2. Für dich als Künstler sind Bildung und Erziehung wichtige Themen. Wie ist es zu dieser Auseinandersetzung gekommen?

Bildung und erziehung sind sehr institutionelle begriffe, mit denen ich mich nicht identifzieren moeochte, nachdem ich mich trotz meiner universitaeren ausbildungen – mit fast 10 jahren und mehreren abgeschlossene studien – als autodidakt verstehe. Es ging bei mir nie um bildung oder erziehung, die ich irgendwie ablehne und verachte, weil sie so bildungsbuergerlich daherkommen. Sie erinnern mich an jene eltern, die in die schule kamen und sich beklagten, dass ihre jungs neben mir saessen und seither nicht mehr klavierspielen oder lernen wollten und schlechtes vokabular verwendeten. Es ging mire her ums wissen und das damit zusammenhaengende soziale und politisch-oekonomische machtgefuege, an dem es zu ruetteln galt. Wenn ich fremdsprachen lernte, so war das um mich in fremden laendern zurechtzufinden oder um buecher lessen zu keonnen. Wenn ich mich fuer philosophie, die frankfurter schule,  psychoanalyse, Kafka oder Foucault interessierte, dann war das um ueberleben zu koennen. Irgendwann natuerlich kommt man dazu, das ganze system, das wissen ermoeglicht, produziert, in umlauf bringt und verkauft selber zu beobachten, was mittlerweile auch teil meiner kuenstlerischen arbeit wurde. 

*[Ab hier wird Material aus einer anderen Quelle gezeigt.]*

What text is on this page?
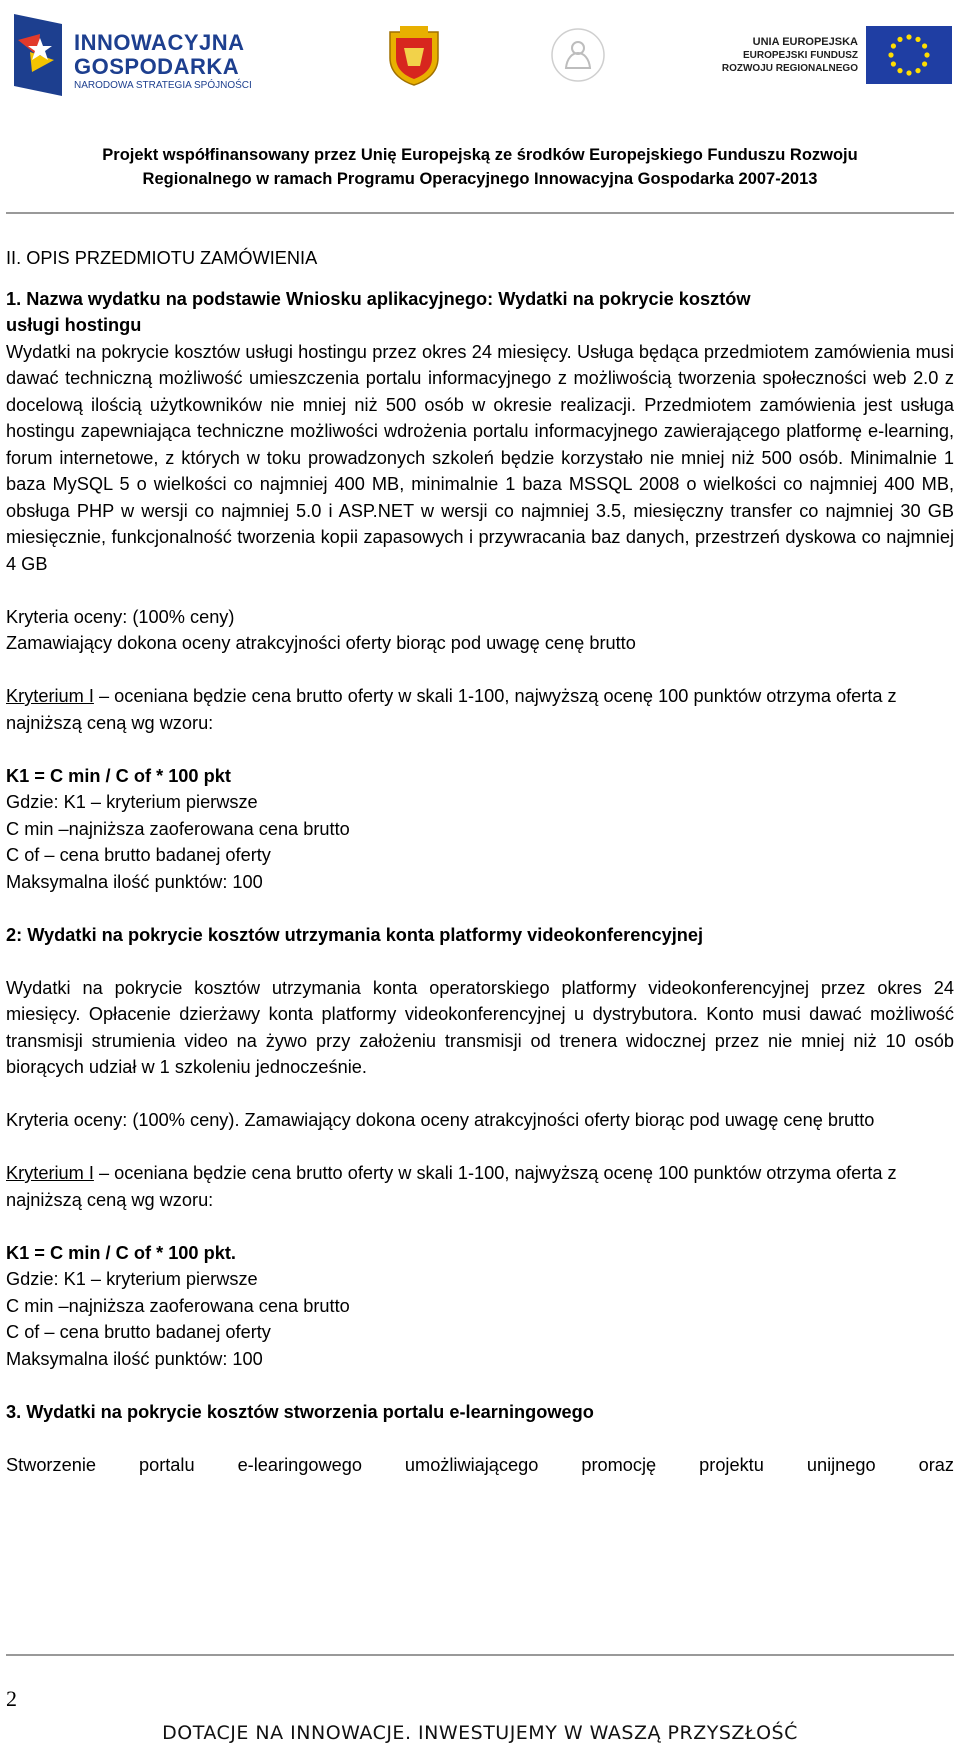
INNOWACYJNA
GOSPODARKA
NARODOWA STRATEGIA SPÓJNOŚCI
UNIA EUROPEJSKA
EUROPEJSKI FUNDUSZ
ROZWOJU REGIONALNEGO
Projekt współfinansowany przez Unię Europejską ze środków Europejskiego Funduszu Rozwoju
Regionalnego w ramach Programu Operacyjnego Innowacyjna Gospodarka 2007-2013

II. OPIS PRZEDMIOTU ZAMÓWIENIA

1. Nazwa wydatku na podstawie Wniosku aplikacyjnego: Wydatki na pokrycie kosztów

usługi hostingu

Wydatki na pokrycie kosztów usługi hostingu przez okres 24 miesięcy. Usługa będąca przedmiotem zamówienia musi dawać techniczną możliwość umieszczenia portalu informacyjnego z możliwością tworzenia społeczności web 2.0 z docelową ilością użytkowników nie mniej niż 500 osób w okresie realizacji. Przedmiotem zamówienia jest usługa hostingu zapewniająca techniczne możliwości wdrożenia portalu informacyjnego zawierającego platformę e-learning, forum internetowe, z których w toku prowadzonych szkoleń będzie korzystało nie mniej niż 500 osób. Minimalnie 1 baza MySQL 5 o wielkości co najmniej 400 MB, minimalnie 1 baza MSSQL 2008 o wielkości co najmniej 400 MB, obsługa PHP w wersji co najmniej 5.0 i ASP.NET w wersji co najmniej 3.5, miesięczny transfer co najmniej 30 GB miesięcznie, funkcjonalność tworzenia kopii zapasowych i przywracania baz danych, przestrzeń dyskowa co najmniej 4 GB

Kryteria oceny: (100% ceny)

Zamawiający dokona oceny atrakcyjności oferty biorąc pod uwagę cenę brutto

Kryterium I – oceniana będzie cena brutto oferty w skali 1-100, najwyższą ocenę 100 punktów otrzyma oferta z najniższą ceną wg wzoru:

K1 = C min / C of * 100 pkt

Gdzie: K1 – kryterium pierwsze

C min –najniższa zaoferowana cena brutto

C of – cena brutto badanej oferty

Maksymalna ilość punktów: 100

2: Wydatki na pokrycie kosztów utrzymania konta platformy videokonferencyjnej

Wydatki na pokrycie kosztów utrzymania konta operatorskiego platformy videokonferencyjnej przez okres 24 miesięcy. Opłacenie dzierżawy konta platformy videokonferencyjnej u dystrybutora. Konto musi dawać możliwość transmisji strumienia video na żywo przy założeniu transmisji od trenera widocznej przez nie mniej niż 10 osób biorących udział w 1 szkoleniu jednocześnie.

Kryteria oceny: (100% ceny). Zamawiający dokona oceny atrakcyjności oferty biorąc pod uwagę cenę brutto

Kryterium I – oceniana będzie cena brutto oferty w skali 1-100, najwyższą ocenę 100 punktów otrzyma oferta z najniższą ceną wg wzoru:

K1 = C min / C of * 100 pkt.

Gdzie: K1 – kryterium pierwsze

C min –najniższa zaoferowana cena brutto

C of – cena brutto badanej oferty

Maksymalna ilość punktów: 100

3. Wydatki na pokrycie kosztów stworzenia portalu e-learningowego

Stworzenie portalu e-learingowego umożliwiającego promocję projektu unijnego oraz

2
DOTACJE NA INNOWACJE. INWESTUJEMY W WASZĄ PRZYSZŁOŚĆ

3. Deine Arbeit “S/L Seminars / Lectures” beschäftigt sich mit Seminaren und Vorträgen, hält die Situationen in Fotos fest. Was konntest du bei diesem Projekt beobachten? Gab es Lern- oder Vortragssituationen, die besonders intensiv waren und wenn ja, warum?

Das wichtigste nebenprodukt dieser wie auch anderer meiner auf lernen basierenden projekten – leseseminare, fremdsprachenlernen, oral history projekte mit holocaustueberlebenden usw. – besteht darin, dass ich selber ganz lapidary gesagt was lerne. Wenn mich ein sprecher nicht interessiert oder das vortragsthema nicht anspricht, dann gehe ich einfach nicht hin. Umgekehrt gesagt, ich gehe sehr, sehr gerne zu vortraegen und univeranstaltungen, wenn mich die veranstaltungen interessieren – und dann fotografiere ich, wenn die umstaende es mir erlauben. Nun, gibt es vortraeger die besser sind als andere ? selbstverstaendlich. Irgendwie ist jeder vortrag auf seine weise interessant und spannend, aber selbstversteandlich sind situationen, die institutionel begrenzt sind und wo die vortragenden exzellent sehr beeindruckend. Ich konnte zb. Edward said’s seminar “the representation of intellectuals” an der Columbia University fuer ein semester besuchen, dass auf 16 leute begrenzt war und das in einem kontext, der fuer mich umbezahlbar gewesen waere. Unvergesslich sind immer jene preasentationen, wenn es den leuten um etwas geht: etwas Stuart Hall in London mit seinem Ethnicity, nation and race at the millennium- vortrag unmittelbar nach ein paar rassistisch orientierten morden in England.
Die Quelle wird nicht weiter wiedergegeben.